ARTICLE | doi:10.20944/preprints201804.0323.v2
Subject: Biology, Plant Sciences Keywords: epigenetics; differentially methylated markers (DMMs); LEAVES; roots; DNA methylation; salinity stress; barley
Online: 15 June 2018 (06:10:53 CEST)
Salinity can negatively impact crop growth and yield. Changes in DNA methylation are known to occur when plants are challenged by stress and have been associated with the regulation of stress-response genes. However, the role of DNA-methylation in moderating gene expression in response to salt stress has been relatively poorly studied among crops such as barley. Here, we assessed the extent of salt-induced alterations of DNA methylation in barley and their putative role in perturbed gene expression. Using Next Generation Sequencing, we screened the leaf and root methylomes of five divergent barley varieties grown under control and three salt concentrations, to seek genotype independent salt-induced changes in DNA methylation. Salt stress caused increased methylation in leaves but diminished methylation in roots with a higher number of changes in leaves than in roots, indicating that salt induced changes to global methylation are organ specific.

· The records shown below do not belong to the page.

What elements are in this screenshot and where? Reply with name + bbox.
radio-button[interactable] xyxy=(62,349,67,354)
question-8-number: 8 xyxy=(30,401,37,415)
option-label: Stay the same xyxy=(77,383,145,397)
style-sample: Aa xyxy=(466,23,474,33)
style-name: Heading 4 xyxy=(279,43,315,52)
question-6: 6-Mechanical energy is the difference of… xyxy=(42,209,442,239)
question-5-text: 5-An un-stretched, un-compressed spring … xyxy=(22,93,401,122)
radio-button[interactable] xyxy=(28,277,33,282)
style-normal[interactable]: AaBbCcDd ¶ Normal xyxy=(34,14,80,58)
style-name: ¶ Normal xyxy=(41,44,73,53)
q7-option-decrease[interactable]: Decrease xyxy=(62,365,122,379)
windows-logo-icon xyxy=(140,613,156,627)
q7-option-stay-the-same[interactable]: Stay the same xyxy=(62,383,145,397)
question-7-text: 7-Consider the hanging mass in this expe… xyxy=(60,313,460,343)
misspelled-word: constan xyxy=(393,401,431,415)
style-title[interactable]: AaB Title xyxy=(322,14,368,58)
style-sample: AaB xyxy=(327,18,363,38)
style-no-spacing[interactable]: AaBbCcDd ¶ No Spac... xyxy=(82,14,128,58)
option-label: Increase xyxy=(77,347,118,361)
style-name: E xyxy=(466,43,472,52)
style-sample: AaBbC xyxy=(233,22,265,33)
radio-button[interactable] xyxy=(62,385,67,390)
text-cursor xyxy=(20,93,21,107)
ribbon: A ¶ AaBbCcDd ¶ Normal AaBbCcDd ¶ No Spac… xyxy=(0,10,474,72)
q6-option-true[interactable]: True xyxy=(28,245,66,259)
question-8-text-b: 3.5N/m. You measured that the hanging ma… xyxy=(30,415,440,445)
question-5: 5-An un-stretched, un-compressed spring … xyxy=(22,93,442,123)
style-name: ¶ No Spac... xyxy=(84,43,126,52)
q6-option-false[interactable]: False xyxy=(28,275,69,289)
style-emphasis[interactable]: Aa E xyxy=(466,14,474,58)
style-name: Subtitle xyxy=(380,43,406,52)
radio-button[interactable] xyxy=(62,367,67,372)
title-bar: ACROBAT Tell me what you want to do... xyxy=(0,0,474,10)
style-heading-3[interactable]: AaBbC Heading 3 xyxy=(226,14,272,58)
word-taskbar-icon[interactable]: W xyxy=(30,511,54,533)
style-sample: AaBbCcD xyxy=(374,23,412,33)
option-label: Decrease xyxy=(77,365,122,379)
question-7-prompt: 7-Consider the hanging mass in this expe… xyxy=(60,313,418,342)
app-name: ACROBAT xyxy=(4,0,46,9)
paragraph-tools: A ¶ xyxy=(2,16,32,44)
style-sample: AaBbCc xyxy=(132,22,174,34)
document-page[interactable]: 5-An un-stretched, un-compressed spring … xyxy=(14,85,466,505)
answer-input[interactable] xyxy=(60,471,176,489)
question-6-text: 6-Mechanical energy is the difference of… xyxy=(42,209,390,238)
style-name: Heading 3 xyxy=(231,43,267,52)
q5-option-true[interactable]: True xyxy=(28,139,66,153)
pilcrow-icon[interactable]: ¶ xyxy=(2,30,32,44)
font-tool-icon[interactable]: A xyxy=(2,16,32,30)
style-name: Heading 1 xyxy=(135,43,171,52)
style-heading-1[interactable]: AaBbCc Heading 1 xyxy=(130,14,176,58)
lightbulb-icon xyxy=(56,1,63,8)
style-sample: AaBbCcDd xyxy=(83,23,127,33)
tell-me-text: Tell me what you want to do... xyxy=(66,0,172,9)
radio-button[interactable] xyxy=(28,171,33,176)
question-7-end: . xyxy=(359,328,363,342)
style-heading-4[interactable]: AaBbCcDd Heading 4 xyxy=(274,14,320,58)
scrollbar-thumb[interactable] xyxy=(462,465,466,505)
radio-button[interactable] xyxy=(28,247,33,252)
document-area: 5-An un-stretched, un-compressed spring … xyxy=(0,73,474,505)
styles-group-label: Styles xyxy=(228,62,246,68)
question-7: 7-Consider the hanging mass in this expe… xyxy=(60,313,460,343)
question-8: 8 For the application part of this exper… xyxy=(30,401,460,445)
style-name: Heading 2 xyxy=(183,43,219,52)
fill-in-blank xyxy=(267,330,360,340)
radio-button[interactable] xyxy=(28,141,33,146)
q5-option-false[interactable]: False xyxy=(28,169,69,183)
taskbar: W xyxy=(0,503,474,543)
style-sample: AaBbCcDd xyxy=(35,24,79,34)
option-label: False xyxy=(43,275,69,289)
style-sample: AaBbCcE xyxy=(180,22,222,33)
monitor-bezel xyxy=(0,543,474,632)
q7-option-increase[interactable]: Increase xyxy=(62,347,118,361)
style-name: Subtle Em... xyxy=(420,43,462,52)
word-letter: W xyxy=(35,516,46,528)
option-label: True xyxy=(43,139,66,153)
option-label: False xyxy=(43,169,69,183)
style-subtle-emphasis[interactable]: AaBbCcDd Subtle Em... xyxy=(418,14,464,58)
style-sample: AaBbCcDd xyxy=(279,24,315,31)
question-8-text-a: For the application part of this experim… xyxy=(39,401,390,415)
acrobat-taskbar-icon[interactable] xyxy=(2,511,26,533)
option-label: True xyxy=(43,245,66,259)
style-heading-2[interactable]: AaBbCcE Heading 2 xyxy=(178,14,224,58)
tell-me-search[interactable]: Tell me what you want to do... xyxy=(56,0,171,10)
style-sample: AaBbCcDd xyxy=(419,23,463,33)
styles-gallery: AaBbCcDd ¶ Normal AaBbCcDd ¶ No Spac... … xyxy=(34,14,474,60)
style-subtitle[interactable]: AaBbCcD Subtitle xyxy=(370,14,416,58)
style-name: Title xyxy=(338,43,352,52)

Differentially Methylated Markers (DMMs) were mostly located in close proximity to repeat elements, but also in 1094 genes, of which many possessed gene ontology (GO) terms associated with plant responses to stress. Identified markers have potential value as sentinels of salt stress and provide a starting point to allow understanding of the functional role of DNA methylation in facilitating barley’s response to this stressor.